К Юрию Кузнецову я шёл, как на плаху

В тот год я зло и остро чувствовал ничтожность своего поэтического дара. А ещё, с тем же сиротливым отчаянием, я понимал, что написанные мной стихотворения напоминают слепки и маски, снятые с кузнецовских шедевров.

Зато жалкая комната на Большой Серпуховской подтвердила мои лучшие предчувствия и ожидания: почему-то я хотел, чтобы Русский Бог жил так же, как живу я: в тесноте и нищете.

Юрий Поликарпович долго молчал. Ему явно нездоровилось, и минуты тягостного молчания показались мне длинными, как сибирские реки, с плывущими по ним льдинами.

Мы обменялись несколькими незначительными фразами, и Кузнецов вздохнул.

«Я ему неинтересен», — пронзило меня.

Кузнецов заметил моё состояние и, улыбнувшись, попросил прочитать что-нибудь из моих любимых стихотворений.

«Я останусь один, — с трудом начал я проговаривать недавно написанные строки. — Я останусь один в этом городе.
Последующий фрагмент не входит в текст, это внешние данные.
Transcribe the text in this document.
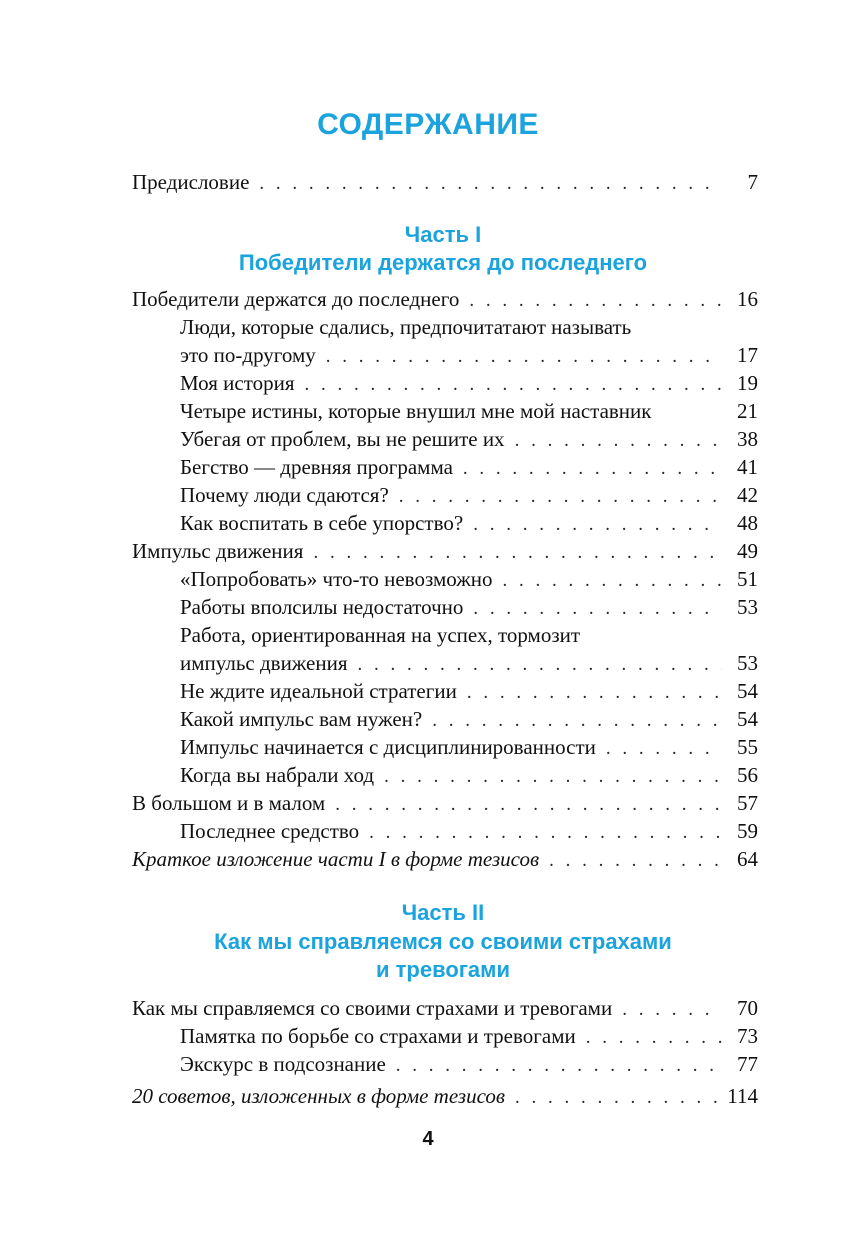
СОДЕРЖАНИЕ
Предисловие . . .	7
Часть I
Победители держатся до последнего
Победители держатся до последнего . . .	16
Люди, которые сдались, предпочитатают называть
это по-другому . . .	17
Моя история . . .	19
Четыре истины, которые внушил мне мой наставник	21
Убегая от проблем, вы не решите их . . .	38
Бегство — древняя программа . . .	41
Почему люди сдаются? . . .	42
Как воспитать в себе упорство? . . .	48
Импульс движения . . .	49
«Попробовать» что-то невозможно . . .	51
Работы вполсилы недостаточно . . .	53
Работа, ориентированная на успех, тормозит
импульс движения . . .	53
Не ждите идеальной стратегии . . .	54
Какой импульс вам нужен? . . .	54
Импульс начинается с дисциплинированности . . .	55
Когда вы набрали ход . . .	56
В большом и в малом . . .	57
Последнее средство . . .	59
Краткое изложение части I в форме тезисов . . .	64
Часть II
Как мы справляемся со своими страхами
и тревогами
Как мы справляемся со своими страхами и тревогами . . .	70
Памятка по борьбе со страхами и тревогами . . .	73
Экскурс в подсознание . . .	77
20 советов, изложенных в форме тезисов . . .	114
4
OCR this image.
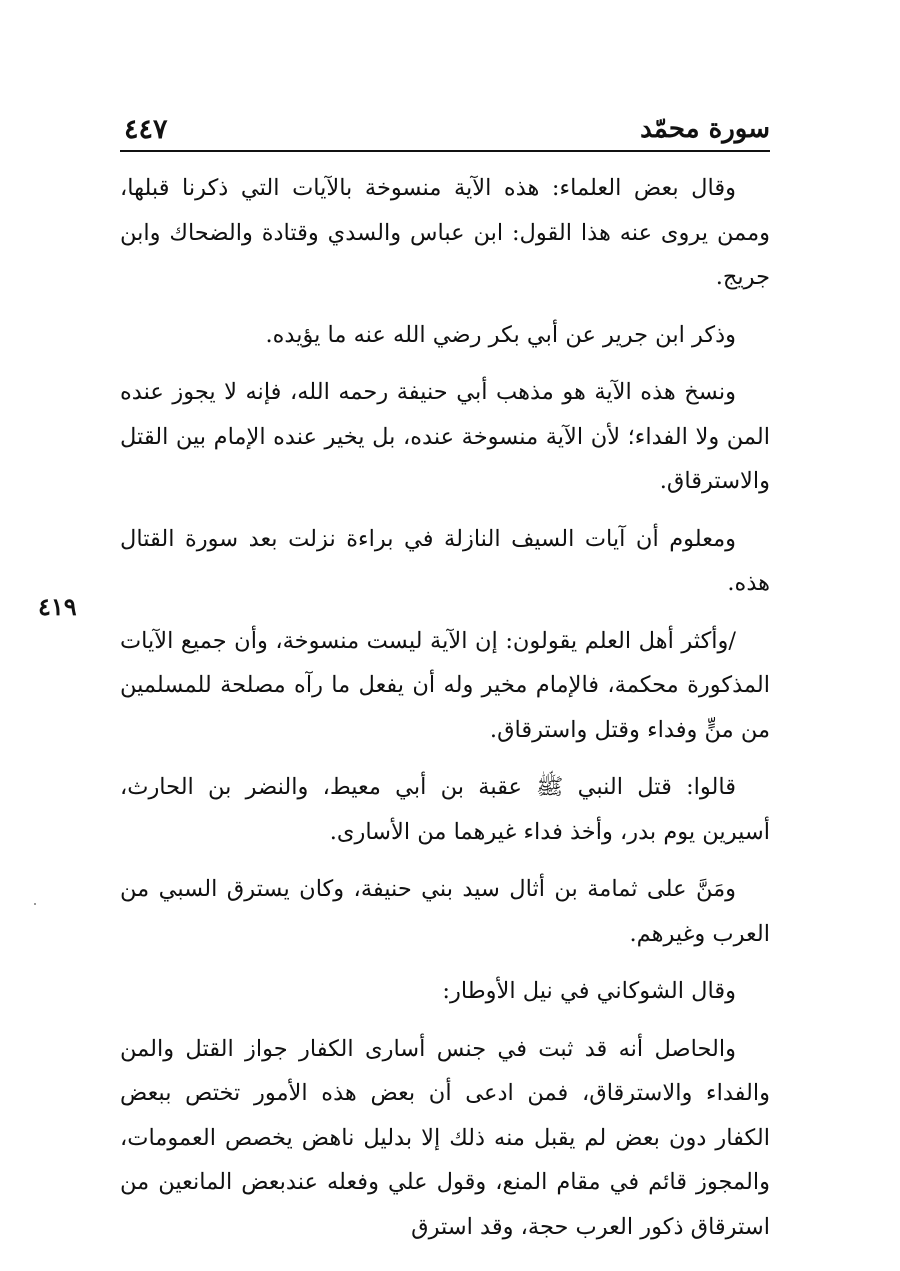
سورة محمّد
٤٤٧
٤١٩

وقال بعض العلماء: هذه الآية منسوخة بالآيات التي ذكرنا قبلها، وممن يروى عنه هذا القول: ابن عباس والسدي وقتادة والضحاك وابن جريج.

وذكر ابن جرير عن أبي بكر رضي الله عنه ما يؤيده.

ونسخ هذه الآية هو مذهب أبي حنيفة رحمه الله، فإنه لا يجوز عنده المن ولا الفداء؛ لأن الآية منسوخة عنده، بل يخير عنده الإمام بين القتل والاسترقاق.

ومعلوم أن آيات السيف النازلة في براءة نزلت بعد سورة القتال هذه.

/وأكثر أهل العلم يقولون: إن الآية ليست منسوخة، وأن جميع الآيات المذكورة محكمة، فالإمام مخير وله أن يفعل ما رآه مصلحة للمسلمين من منٍّ وفداء وقتل واسترقاق.

قالوا: قتل النبي ﷺ عقبة بن أبي معيط، والنضر بن الحارث، أسيرين يوم بدر، وأخذ فداء غيرهما من الأسارى.

ومَنَّ على ثمامة بن أثال سيد بني حنيفة، وكان يسترق السبي من العرب وغيرهم.

وقال الشوكاني في نيل الأوطار:

والحاصل أنه قد ثبت في جنس أسارى الكفار جواز القتل والمن والفداء والاسترقاق، فمن ادعى أن بعض هذه الأمور تختص ببعض الكفار دون بعض لم يقبل منه ذلك إلا بدليل ناهض يخصص العمومات، والمجوز قائم في مقام المنع، وقول علي وفعله عندبعض المانعين من استرقاق ذكور العرب حجة، وقد استرق
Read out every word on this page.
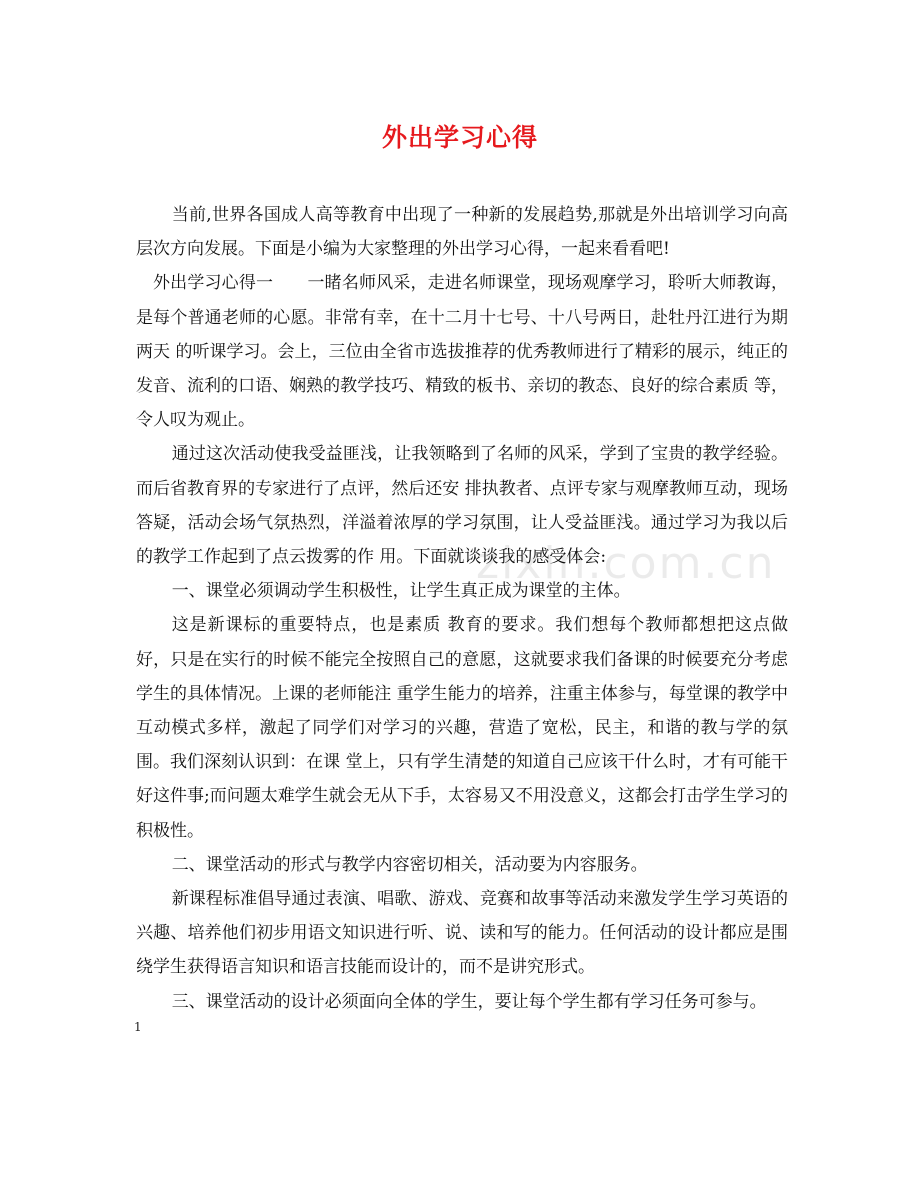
外出学习心得
zixin.com.cn

当前,世界各国成人高等教育中出现了一种新的发展趋势,那就是外出培训学习向高层次方向发展。下面是小编为大家整理的外出学习心得，一起来看看吧!

外出学习心得一　　一睹名师风采，走进名师课堂，现场观摩学习，聆听大师教诲，是每个普通老师的心愿。非常有幸，在十二月十七号、十八号两日，赴牡丹江进行为期两天 的听课学习。会上，三位由全省市选拔推荐的优秀教师进行了精彩的展示，纯正的发音、流利的口语、娴熟的教学技巧、精致的板书、亲切的教态、良好的综合素质 等，令人叹为观止。

通过这次活动使我受益匪浅，让我领略到了名师的风采，学到了宝贵的教学经验。而后省教育界的专家进行了点评，然后还安 排执教者、点评专家与观摩教师互动，现场答疑，活动会场气氛热烈，洋溢着浓厚的学习氛围，让人受益匪浅。通过学习为我以后的教学工作起到了点云拨雾的作 用。下面就谈谈我的感受体会:

一、课堂必须调动学生积极性，让学生真正成为课堂的主体。

这是新课标的重要特点，也是素质 教育的要求。我们想每个教师都想把这点做好，只是在实行的时候不能完全按照自己的意愿，这就要求我们备课的时候要充分考虑学生的具体情况。上课的老师能注 重学生能力的培养，注重主体参与，每堂课的教学中互动模式多样，激起了同学们对学习的兴趣，营造了宽松，民主，和谐的教与学的氛围。我们深刻认识到：在课 堂上，只有学生清楚的知道自己应该干什么时，才有可能干好这件事;而问题太难学生就会无从下手，太容易又不用没意义，这都会打击学生学习的积极性。

二、课堂活动的形式与教学内容密切相关，活动要为内容服务。

新课程标准倡导通过表演、唱歌、游戏、竞赛和故事等活动来激发学生学习英语的兴趣、培养他们初步用语文知识进行听、说、读和写的能力。任何活动的设计都应是围绕学生获得语言知识和语言技能而设计的，而不是讲究形式。

三、课堂活动的设计必须面向全体的学生，要让每个学生都有学习任务可参与。

1
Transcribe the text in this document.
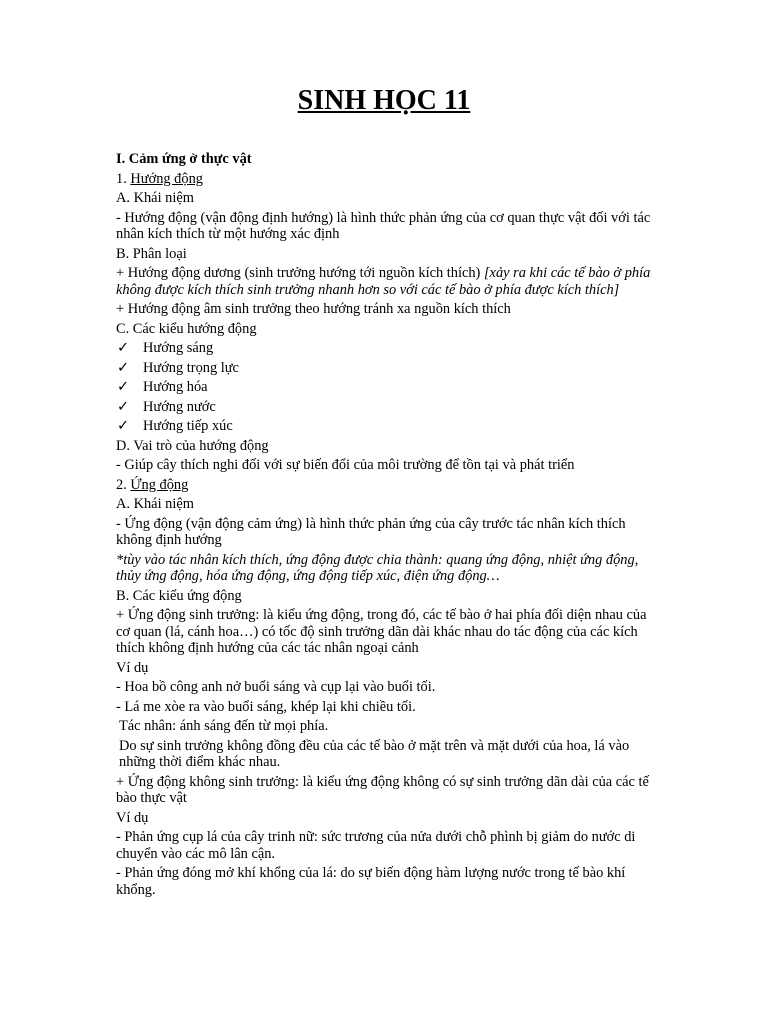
SINH HỌC 11

I. Cảm ứng ở thực vật

1. Hướng động

A. Khái niệm

- Hướng động (vận động định hướng) là hình thức phản ứng của cơ quan thực vật đối với tác nhân kích thích từ một hướng xác định

B. Phân loại

+ Hướng động dương (sinh trưởng hướng tới nguồn kích thích) [xảy ra khi các tế bào ở phía không được kích thích sinh trưởng nhanh hơn so với các tế bào ở phía được kích thích]

+ Hướng động âm sinh trưởng theo hướng tránh xa nguồn kích thích

C. Các kiểu hướng động

✓ Hướng sáng
✓ Hướng trọng lực
✓ Hướng hóa
✓ Hướng nước
✓ Hướng tiếp xúc

D. Vai trò của hướng động

- Giúp cây thích nghi đối với sự biến đổi của môi trường để tồn tại và phát triển

2. Ứng động

A. Khái niệm

- Ứng động (vận động cảm ứng) là hình thức phản ứng của cây trước tác nhân kích thích không định hướng

*tùy vào tác nhân kích thích, ứng động được chia thành: quang ứng động, nhiệt ứng động, thủy ứng động, hóa ứng động, ứng động tiếp xúc, điện ứng động…

B. Các kiểu ứng động

+ Ứng động sinh trưởng: là kiểu ứng động, trong đó, các tế bào ở hai phía đối diện nhau của cơ quan (lá, cánh hoa…) có tốc độ sinh trưởng dãn dài khác nhau do tác động của các kích thích không định hướng của các tác nhân ngoại cảnh

Ví dụ

- Hoa bồ công anh nở buổi sáng và cụp lại vào buổi tối.

- Lá me xòe ra vào buổi sáng, khép lại khi chiều tối.

Tác nhân: ánh sáng đến từ mọi phía.

Do sự sinh trưởng không đồng đều của các tế bào ở mặt trên và mặt dưới của hoa, lá vào những thời điểm khác nhau.

+ Ứng động không sinh trưởng: là kiểu ứng động không có sự sinh trưởng dãn dài của các tế bào thực vật

Ví dụ

- Phản ứng cụp lá của cây trinh nữ: sức trương của nửa dưới chỗ phình bị giảm do nước di chuyển vào các mô lân cận.

- Phản ứng đóng mở khí khổng của lá: do sự biến động hàm lượng nước trong tế bào khí khổng.
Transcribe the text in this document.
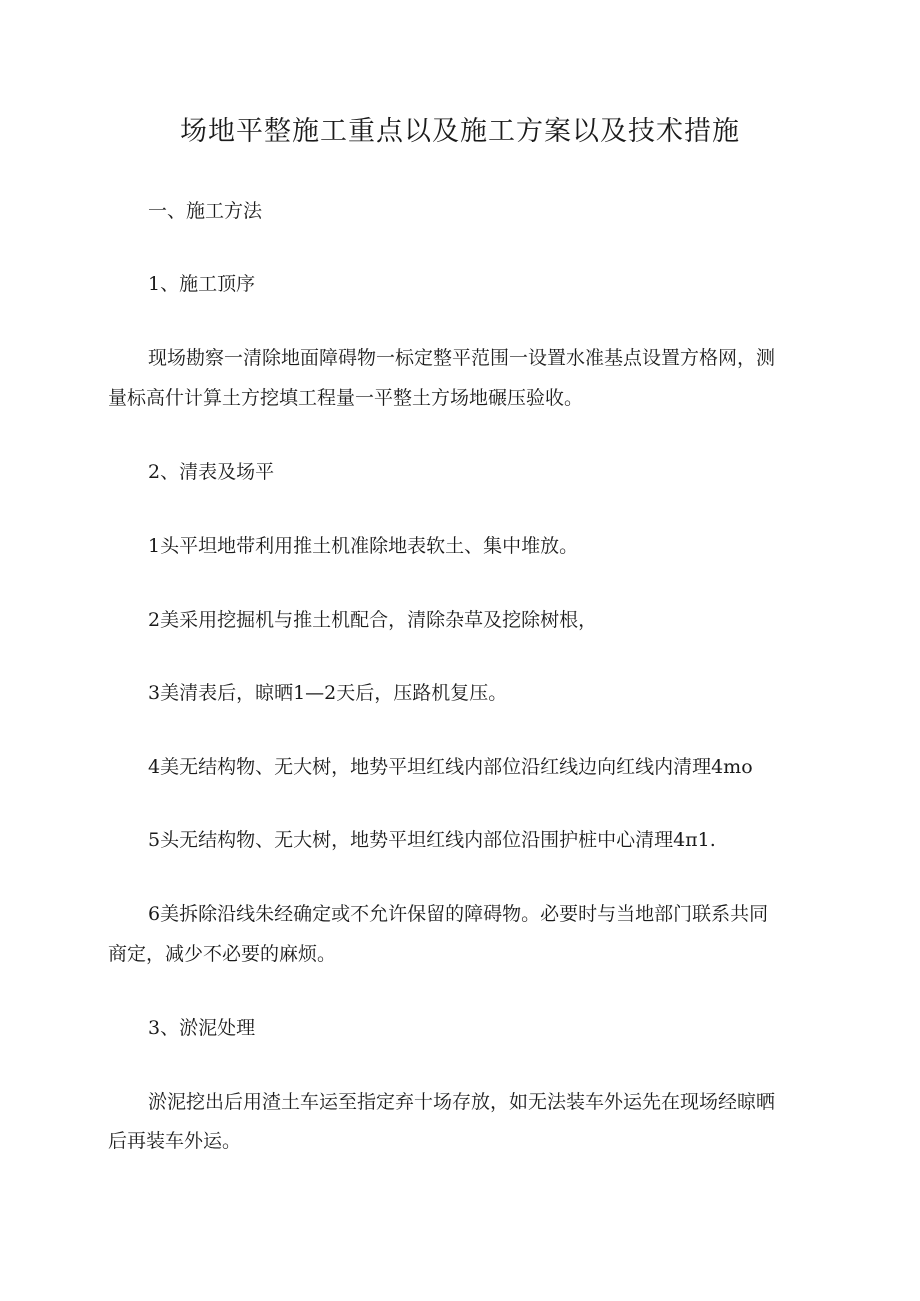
场地平整施工重点以及施工方案以及技术措施

一、施工方法

1、施工顶序

现场勘察一清除地面障碍物一标定整平范围一设置水准基点设置方格网，测

量标高什计算土方挖填工程量一平整土方场地碾压验收。

2、清表及场平

1头平坦地带利用推土机准除地表软土、集中堆放。

2美采用挖掘机与推土机配合，清除杂草及挖除树根，

3美清表后，晾晒1—2天后，压路机复压。

4美无结构物、无大树，地势平坦红线内部位沿红线边向红线内清理4mo

5头无结构物、无大树，地势平坦红线内部位沿围护桩中心清理4π1.

6美拆除沿线朱经确定或不允许保留的障碍物。必要时与当地部门联系共同

商定，减少不必要的麻烦。

3、淤泥处理

淤泥挖出后用渣土车运至指定弃十场存放，如无法装车外运先在现场经晾晒

后再装车外运。
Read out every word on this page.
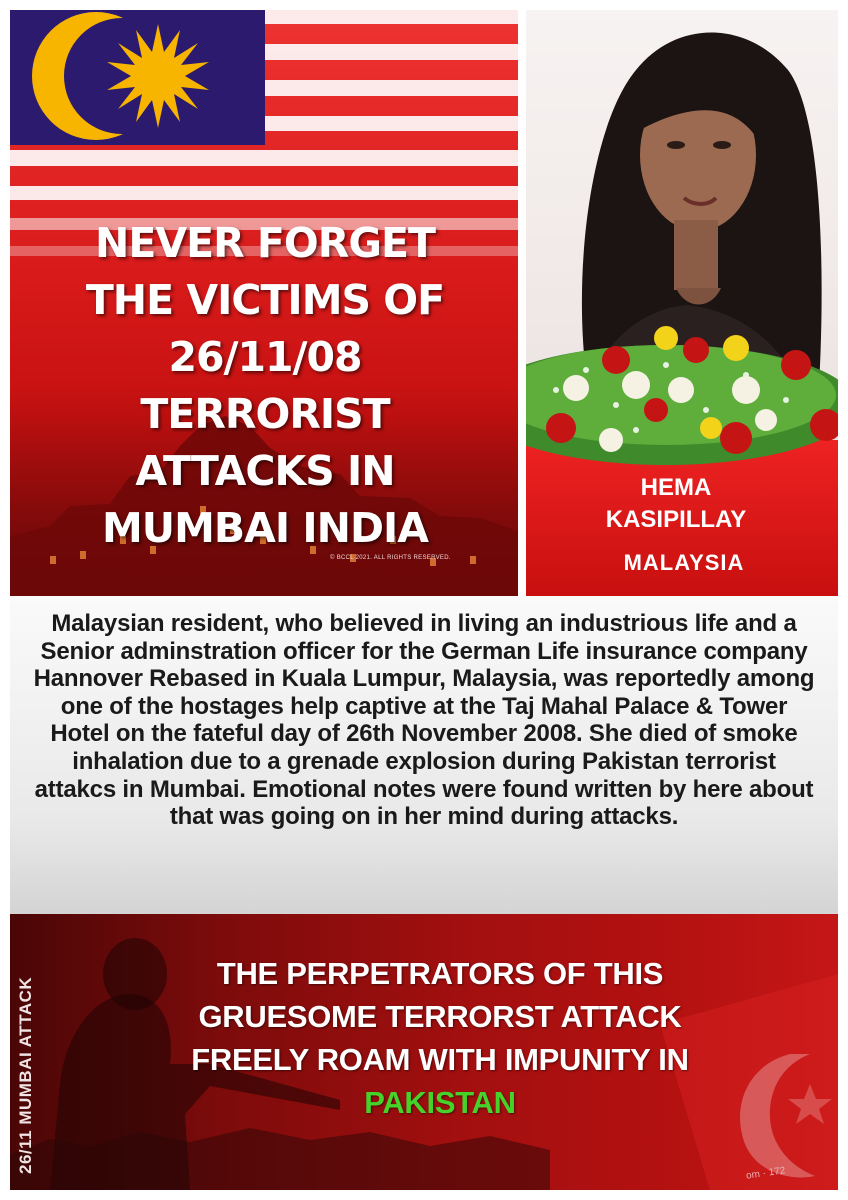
NEVER FORGET
THE VICTIMS OF
26/11/08
TERRORIST
ATTACKS IN
MUMBAI INDIA
© BCCL 2021. ALL RIGHTS RESERVED.
HEMA
KASIPILLAY
MALAYSIA

Malaysian resident, who believed in living an industrious life and a Senior adminstration officer for the German Life insurance company Hannover Rebased in Kuala Lumpur, Malaysia, was reportedly among one of the hostages help captive at the Taj Mahal Palace & Tower Hotel on the fateful day of 26th November 2008. She died of smoke inhalation due to a grenade explosion during Pakistan terrorist attakcs in Mumbai. Emotional notes were found written by here about that was going on in her mind during attacks.

26/11 MUMBAI ATTACK

THE PERPETRATORS OF THIS
GRUESOME TERRORST ATTACK
FREELY ROAM WITH IMPUNITY IN
PAKISTAN

om · 172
Я забуду, как звать моих старых и добрых друзей. Замолчит телефон, загрустит, как собака, на проводе, постучит почтальон с полной сумкой засушенных дней».

«Хорошо, — выслушав меня до конца, сказал Кузнецов. — Очень хорошо. Но, запомните, Михаил: в поэзии можно преображать всё, что только захочется, но заимствовать нельзя». Окончание этой фразы прозвучало так же, как знаменитая фраза Гамлета: «На мне играть нельзя».

И тут я, совсем потерявшись, сказал великую глупость: «Юрий Поликарпович, что я могу поделать? Мне кажется, что почти все ваши стихотворения написаны обо мне». — «Вот как? — Кузнецов усмехнулся. — Выходит, что мы с вами родственные души?» — «Выходит, что так», — ответил я. — «Это заметно, — снова усмехнулся Кузнецов. — Но лучшие ваши стихи существуют в вашей собственной стихии, там, где меня нет и никогда не было. Кстати, в одном стихотворении у вас встречается слово „ырка“. Это что?» — «Это нечистый дух». — «Интересно, — глаза поэта слегка потеплели. — Выходит, что учёные ошибаются, утверждая, что в русском языке слов на букву „ы“ не существует?» — «Конечно, ошибаются!» — выдохнул я и понял, что всё самое страшное осталось позади.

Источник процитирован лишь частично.